Is it ever safe to force-delete a kubernetes pod?

1/15/2019

https://kubernetes.io/docs/concepts/workloads/pods/pod/#force-deletion-of-pods

This section of the kubernetes documentation points out that "Force deletions can be potentially dangerous for some pods", but doesn't really go into detail on the dangers.

I understand that force deleting a pod will immediately "deregister" the pod from the API before the kubelet container confirms the underlying container is actually deleted, which could lead to a bunch of orphaned containers running if the kubelet fails to delete them. However, I don't know how to tell if a pod is "dangerous" to force-delete before I do so, or if there is even a way to predict this.

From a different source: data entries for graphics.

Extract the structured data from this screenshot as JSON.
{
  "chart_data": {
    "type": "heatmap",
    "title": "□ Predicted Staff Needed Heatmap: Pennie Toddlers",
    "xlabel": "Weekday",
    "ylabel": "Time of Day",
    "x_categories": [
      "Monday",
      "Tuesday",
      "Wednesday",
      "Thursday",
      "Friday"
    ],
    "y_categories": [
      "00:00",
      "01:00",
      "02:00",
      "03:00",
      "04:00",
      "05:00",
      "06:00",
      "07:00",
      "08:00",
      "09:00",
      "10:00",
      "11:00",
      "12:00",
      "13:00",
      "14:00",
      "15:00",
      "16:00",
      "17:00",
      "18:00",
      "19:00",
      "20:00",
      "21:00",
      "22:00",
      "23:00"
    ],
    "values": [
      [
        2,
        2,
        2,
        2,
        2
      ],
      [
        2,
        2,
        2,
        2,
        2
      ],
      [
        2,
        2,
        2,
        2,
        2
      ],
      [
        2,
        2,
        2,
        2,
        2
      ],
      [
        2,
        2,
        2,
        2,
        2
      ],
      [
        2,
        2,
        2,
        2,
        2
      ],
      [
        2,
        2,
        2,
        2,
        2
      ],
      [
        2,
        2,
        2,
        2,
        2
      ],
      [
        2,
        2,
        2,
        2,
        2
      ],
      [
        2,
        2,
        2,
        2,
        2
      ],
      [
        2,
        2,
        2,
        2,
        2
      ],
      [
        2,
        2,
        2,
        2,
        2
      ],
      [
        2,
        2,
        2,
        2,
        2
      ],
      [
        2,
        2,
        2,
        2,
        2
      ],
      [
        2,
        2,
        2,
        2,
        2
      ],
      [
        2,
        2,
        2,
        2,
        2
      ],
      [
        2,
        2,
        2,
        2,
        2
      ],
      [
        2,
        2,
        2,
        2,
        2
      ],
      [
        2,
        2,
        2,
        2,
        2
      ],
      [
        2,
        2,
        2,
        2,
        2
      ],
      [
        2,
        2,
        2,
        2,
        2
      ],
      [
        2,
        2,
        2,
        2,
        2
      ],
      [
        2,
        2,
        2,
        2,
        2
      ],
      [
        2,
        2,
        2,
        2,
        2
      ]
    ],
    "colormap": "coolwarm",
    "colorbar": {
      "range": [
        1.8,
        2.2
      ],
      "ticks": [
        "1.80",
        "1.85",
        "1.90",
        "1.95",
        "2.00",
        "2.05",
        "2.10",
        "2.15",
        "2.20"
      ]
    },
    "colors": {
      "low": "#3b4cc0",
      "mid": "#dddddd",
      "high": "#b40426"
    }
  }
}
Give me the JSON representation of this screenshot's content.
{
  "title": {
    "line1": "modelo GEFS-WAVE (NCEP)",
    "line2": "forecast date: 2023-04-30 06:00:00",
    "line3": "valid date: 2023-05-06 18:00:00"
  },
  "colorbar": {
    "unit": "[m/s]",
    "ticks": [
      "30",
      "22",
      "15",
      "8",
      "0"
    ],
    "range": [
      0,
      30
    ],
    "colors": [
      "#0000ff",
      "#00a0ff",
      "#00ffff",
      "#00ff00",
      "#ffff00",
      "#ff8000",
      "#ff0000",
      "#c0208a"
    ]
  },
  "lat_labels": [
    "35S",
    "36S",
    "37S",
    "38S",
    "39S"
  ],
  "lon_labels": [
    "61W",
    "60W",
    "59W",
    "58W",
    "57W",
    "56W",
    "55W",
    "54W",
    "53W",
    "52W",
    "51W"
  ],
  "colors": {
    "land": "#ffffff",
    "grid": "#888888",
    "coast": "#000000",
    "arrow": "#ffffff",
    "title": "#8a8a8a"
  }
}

Are there any guidelines on safely force-deleting a pod? Or is this just an inherently unsafe operation?

-- Garrett Bates
kubelet
kubernetes
pod

1 Answer

1/15/2019

It really depends on what point of view.

From the K8s master and etcd which keeps the state in K8s it's safe as the entry is deleted in etcd.

However, the kube-scheduler tells the kubelet on the node to kill the pod and sometimes the kubelet might not be able to kill it (Most of the times it is).

A reason why it might not be able to kill the pod is if something like docker or your runtime isn't responding or a Linux system resource is not being released which could be anything like a deadlock, hardware failure, etc.

So most of the times it's safe but there might be a few specific cases where it's not due to the nature of your application and the state of your system.